According to a recent Bloomberg interview with Commissioner Daniel Gallagher, a member of the U.S. Securities and Exchange Commission (SEC), new rules governing money-market mutual funds are expected to be proposed within the next two months.
The upcoming proposal is expected to stem from previous efforts, Gallagher told Bloomberg, restructuring money-market funds through valuation on a fluctuating basis, as opposed to their current stable $1 net asset value (NAV).
After resistance from both investors and issuers of money-market funds last year, former SEC Chairman Mary Schapiro withdrew a scheduled vote on whether, among other proposals, to shift money-market funds to a floating NAV. Unable to find the needed majority of support among the five SEC commissioners, the Financial Stability Oversight Council (FSOC), an oversight panel headed by the U.S. Treasury Secretary and empowered by the Dodd-Frank Act, stepped in and issued a report that called for a floating NAV and implementation of stricter capital buffers on money-market funds.
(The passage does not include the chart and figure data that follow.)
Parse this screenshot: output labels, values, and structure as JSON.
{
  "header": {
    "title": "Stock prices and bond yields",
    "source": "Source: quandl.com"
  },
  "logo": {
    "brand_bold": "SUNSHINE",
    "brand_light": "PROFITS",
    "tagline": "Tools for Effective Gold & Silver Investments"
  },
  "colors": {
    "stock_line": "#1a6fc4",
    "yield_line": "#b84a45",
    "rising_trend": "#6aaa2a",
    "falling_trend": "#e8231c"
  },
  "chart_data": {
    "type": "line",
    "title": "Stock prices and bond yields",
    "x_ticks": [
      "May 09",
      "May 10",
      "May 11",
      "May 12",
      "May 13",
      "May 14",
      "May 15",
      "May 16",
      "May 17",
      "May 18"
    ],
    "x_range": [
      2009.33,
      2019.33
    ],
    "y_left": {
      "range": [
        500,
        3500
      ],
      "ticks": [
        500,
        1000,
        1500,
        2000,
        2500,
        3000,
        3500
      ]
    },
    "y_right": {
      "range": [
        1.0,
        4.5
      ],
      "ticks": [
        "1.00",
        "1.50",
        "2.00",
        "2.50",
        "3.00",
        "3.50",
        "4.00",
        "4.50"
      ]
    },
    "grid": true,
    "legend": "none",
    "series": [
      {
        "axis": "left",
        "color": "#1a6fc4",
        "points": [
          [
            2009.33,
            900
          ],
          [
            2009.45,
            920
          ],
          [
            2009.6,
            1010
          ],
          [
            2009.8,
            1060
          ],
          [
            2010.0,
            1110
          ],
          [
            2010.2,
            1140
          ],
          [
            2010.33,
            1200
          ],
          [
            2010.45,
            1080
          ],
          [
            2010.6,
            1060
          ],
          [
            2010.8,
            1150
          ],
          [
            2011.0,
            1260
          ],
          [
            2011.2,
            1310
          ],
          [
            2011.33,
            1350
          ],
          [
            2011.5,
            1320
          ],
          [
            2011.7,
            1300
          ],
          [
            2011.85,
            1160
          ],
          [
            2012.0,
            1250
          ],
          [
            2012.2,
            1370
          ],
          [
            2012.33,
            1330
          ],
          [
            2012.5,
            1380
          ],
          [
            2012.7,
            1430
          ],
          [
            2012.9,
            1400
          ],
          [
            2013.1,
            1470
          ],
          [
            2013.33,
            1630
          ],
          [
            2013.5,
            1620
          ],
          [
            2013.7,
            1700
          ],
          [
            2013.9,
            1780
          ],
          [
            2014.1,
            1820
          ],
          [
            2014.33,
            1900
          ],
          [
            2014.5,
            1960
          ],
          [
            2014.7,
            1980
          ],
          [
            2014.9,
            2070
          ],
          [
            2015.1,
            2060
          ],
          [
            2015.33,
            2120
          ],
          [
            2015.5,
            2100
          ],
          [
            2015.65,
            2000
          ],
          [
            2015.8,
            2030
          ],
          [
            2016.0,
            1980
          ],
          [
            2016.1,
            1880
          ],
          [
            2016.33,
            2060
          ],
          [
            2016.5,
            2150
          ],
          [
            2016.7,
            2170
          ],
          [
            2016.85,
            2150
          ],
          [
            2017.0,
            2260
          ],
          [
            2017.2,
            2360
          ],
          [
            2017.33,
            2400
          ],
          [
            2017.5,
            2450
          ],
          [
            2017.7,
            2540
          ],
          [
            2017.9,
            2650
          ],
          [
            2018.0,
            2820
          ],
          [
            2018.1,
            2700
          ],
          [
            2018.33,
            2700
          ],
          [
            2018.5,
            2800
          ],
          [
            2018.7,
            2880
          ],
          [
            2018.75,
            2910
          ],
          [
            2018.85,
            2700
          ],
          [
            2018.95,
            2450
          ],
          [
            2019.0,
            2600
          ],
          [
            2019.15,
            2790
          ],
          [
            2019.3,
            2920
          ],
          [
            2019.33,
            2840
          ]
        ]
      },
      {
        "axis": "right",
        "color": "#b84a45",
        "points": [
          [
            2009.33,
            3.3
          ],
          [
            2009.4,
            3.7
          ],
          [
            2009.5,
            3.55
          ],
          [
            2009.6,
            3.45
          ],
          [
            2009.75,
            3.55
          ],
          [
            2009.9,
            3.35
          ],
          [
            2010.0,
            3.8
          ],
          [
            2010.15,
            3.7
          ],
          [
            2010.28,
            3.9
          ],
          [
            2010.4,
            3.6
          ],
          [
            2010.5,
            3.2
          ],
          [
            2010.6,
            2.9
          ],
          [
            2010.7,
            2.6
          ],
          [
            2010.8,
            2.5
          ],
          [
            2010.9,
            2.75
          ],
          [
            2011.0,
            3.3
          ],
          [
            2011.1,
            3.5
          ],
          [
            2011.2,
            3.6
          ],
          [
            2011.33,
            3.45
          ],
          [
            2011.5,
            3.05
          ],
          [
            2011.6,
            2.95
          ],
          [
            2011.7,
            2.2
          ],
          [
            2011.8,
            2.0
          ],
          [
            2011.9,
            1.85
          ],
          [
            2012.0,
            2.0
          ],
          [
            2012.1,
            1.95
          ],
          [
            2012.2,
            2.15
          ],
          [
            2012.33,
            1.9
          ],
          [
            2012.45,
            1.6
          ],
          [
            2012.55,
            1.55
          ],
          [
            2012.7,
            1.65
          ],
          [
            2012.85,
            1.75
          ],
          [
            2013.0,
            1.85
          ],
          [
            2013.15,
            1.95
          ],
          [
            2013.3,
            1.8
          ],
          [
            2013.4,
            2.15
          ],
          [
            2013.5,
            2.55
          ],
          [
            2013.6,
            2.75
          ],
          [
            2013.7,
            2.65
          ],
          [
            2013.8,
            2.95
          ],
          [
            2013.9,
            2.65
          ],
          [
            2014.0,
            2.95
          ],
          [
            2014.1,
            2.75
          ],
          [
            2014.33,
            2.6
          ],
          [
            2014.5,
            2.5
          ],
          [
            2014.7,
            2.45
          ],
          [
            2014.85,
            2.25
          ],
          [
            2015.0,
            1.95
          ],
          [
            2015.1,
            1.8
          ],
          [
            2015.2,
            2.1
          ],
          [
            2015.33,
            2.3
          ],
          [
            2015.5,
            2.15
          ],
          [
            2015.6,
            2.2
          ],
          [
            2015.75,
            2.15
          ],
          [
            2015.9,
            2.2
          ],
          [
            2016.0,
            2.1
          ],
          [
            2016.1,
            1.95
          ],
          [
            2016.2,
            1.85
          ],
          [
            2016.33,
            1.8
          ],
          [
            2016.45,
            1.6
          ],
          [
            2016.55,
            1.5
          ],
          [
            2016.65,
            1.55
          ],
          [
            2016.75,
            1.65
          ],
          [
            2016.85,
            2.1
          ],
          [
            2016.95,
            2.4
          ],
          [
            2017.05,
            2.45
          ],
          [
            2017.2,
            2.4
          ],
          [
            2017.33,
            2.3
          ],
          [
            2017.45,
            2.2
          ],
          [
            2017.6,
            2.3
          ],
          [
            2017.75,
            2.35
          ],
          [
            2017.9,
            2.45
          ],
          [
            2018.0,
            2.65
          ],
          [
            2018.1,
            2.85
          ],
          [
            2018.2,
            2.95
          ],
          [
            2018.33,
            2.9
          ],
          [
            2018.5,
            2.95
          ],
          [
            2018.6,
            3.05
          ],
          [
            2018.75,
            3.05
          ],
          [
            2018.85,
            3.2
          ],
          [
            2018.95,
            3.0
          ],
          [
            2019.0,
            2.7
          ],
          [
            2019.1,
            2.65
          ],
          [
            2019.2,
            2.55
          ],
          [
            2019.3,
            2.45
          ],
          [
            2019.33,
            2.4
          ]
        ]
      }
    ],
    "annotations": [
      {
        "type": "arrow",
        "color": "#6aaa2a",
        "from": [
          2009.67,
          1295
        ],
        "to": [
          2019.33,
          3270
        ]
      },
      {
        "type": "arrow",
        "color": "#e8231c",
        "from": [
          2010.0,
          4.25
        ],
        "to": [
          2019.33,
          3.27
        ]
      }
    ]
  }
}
Gallagher, who joined Schapiro in support of the floating NAV, told Bloomberg he does not expect that newly-confirmed SEC Chairman Mary Jo White will "slow consideration of the proposal." As of now, White has refrained from taking an explicit position on the contentious debate, conferring only during her Senate nomination hearing that she supported need to preserve money-market funds for the protection of the investor.